The kiss is slow and sweet and deep and clumsy and assured and every other word that could describe a kiss. Deku sighs into her mouth and the Great Explosion Murder God feels herself go weak in the knees. It’s the best thing that ever happened to her. It might as well be the only thing that ever happened to her.
It doesn’t matter what happens after this, or what happens before. Nothing can ever match the woman in her arms right now. Nothing.
And she was right. Deku’s hair is really soft.

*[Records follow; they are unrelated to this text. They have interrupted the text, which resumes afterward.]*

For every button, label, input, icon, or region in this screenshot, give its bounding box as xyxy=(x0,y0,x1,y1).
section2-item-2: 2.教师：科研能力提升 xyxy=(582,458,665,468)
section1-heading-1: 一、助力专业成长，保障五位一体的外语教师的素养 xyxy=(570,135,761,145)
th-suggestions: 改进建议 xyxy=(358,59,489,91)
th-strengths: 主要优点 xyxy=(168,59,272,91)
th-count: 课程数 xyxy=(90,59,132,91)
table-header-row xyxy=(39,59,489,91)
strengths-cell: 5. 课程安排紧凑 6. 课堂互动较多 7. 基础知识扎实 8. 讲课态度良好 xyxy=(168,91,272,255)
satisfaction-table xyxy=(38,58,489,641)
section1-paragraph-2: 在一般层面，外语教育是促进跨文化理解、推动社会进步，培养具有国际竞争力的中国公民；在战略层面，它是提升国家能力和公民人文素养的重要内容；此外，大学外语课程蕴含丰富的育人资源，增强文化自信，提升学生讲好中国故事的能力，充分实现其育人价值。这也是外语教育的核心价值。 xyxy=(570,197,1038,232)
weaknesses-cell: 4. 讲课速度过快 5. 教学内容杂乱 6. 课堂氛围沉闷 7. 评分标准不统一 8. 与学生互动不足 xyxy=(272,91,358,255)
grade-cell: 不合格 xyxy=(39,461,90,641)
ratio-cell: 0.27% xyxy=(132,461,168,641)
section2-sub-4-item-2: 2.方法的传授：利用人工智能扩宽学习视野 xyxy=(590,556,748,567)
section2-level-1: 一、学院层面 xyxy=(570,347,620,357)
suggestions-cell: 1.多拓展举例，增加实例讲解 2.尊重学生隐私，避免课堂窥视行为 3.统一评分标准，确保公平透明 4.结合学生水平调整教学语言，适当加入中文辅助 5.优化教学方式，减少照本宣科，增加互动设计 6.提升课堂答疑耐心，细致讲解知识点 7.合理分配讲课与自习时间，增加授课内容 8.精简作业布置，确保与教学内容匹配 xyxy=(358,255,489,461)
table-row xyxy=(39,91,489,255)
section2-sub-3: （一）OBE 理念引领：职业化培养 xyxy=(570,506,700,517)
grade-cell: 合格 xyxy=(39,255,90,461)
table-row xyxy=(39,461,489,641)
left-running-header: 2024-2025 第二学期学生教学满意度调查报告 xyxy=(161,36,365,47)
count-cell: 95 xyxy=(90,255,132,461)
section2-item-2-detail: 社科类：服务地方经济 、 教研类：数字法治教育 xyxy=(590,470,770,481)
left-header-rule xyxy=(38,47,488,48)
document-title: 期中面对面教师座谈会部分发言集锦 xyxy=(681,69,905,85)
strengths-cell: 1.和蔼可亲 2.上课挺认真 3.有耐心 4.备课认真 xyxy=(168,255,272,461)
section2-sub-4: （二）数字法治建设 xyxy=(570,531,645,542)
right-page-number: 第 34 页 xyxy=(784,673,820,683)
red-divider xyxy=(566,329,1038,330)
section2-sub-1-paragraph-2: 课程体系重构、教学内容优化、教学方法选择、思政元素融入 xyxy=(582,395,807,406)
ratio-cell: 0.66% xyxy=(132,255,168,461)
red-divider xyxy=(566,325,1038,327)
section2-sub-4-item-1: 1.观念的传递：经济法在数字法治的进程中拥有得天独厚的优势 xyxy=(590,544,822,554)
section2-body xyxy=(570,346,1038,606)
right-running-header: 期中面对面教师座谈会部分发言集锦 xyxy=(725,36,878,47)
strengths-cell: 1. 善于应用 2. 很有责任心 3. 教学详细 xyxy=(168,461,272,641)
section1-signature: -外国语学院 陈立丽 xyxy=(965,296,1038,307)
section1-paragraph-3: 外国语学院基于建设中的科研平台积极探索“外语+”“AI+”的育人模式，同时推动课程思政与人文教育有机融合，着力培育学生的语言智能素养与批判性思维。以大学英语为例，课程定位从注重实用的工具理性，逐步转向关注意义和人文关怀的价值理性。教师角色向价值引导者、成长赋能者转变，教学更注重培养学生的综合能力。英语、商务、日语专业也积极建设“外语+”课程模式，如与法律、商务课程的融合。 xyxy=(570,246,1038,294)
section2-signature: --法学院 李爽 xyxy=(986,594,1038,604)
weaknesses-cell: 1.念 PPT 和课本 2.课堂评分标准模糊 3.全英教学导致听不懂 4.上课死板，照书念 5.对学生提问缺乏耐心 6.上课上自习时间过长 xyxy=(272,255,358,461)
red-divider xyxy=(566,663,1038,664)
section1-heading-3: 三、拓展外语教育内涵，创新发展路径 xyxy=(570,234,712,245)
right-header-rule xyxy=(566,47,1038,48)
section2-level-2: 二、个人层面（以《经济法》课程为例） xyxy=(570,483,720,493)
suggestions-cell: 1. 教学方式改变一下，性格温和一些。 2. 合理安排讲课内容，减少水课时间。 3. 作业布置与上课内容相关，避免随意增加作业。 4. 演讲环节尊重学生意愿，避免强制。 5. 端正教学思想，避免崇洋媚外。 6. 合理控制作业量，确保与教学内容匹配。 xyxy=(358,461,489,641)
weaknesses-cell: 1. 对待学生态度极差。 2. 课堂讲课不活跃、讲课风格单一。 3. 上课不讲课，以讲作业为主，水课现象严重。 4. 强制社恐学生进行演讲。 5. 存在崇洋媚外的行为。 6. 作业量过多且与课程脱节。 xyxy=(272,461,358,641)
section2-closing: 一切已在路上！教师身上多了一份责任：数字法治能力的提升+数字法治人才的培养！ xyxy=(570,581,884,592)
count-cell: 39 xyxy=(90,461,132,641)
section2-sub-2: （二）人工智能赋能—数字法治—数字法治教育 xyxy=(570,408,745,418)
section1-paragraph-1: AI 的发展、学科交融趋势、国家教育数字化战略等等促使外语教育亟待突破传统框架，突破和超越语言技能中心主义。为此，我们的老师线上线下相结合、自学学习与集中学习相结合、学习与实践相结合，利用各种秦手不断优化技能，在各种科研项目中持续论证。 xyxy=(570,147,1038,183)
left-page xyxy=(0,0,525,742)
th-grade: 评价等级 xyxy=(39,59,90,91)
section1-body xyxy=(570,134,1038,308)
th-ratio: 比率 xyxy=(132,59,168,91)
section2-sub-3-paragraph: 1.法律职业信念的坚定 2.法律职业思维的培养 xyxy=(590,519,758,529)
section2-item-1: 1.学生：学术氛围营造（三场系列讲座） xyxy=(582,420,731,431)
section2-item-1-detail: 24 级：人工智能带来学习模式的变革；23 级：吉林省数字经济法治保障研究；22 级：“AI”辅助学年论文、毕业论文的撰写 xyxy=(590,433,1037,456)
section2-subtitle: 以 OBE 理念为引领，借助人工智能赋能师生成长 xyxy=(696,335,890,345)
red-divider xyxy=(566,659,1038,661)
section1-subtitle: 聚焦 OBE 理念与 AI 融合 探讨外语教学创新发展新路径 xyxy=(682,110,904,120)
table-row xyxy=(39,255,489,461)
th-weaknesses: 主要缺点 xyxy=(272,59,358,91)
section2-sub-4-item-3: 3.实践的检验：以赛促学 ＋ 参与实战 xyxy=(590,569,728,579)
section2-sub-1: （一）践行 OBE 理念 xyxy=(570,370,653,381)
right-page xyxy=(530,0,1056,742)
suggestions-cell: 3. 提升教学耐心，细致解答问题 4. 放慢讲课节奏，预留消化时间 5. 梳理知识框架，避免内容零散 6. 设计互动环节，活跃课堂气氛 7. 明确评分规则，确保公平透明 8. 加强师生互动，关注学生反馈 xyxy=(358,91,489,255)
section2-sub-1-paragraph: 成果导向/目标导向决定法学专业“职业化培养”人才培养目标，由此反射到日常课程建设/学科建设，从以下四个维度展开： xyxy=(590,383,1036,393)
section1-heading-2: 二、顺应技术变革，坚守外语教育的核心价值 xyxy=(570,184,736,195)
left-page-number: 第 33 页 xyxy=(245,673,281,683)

When the kiss finally breaks, Deku stays close, her arms still up around Katsuki’s shoulders with Katsuki’s hands tangled in her loose hair, the hair-tie hanging off one of her fingers after she pulled the ponytail free. Katsuki drops her forehead down to meet Deku’s, catching her breath.
“I’m never letting you go back on that,” she murmurs.
One of Deku’s hands slide from her back to her jaw, swiping a thumb across her cheek. “As if I’d ever look at anyone else, Kacchan.”
Katsuki gives a victory grin, feeling herself flush warm from her chest to her ears. “Damn right.”
Deku chuckled, tilting her head up until their noses press together, gravitating towards another kiss. “You dropped my jacket.”
“I’ll get you a new one,” Katsuki exhales, swallowing any response Deku might have had with that second kiss.
For the first time in her life, she tastes Izuku’s smile, and she’s never liked anything more.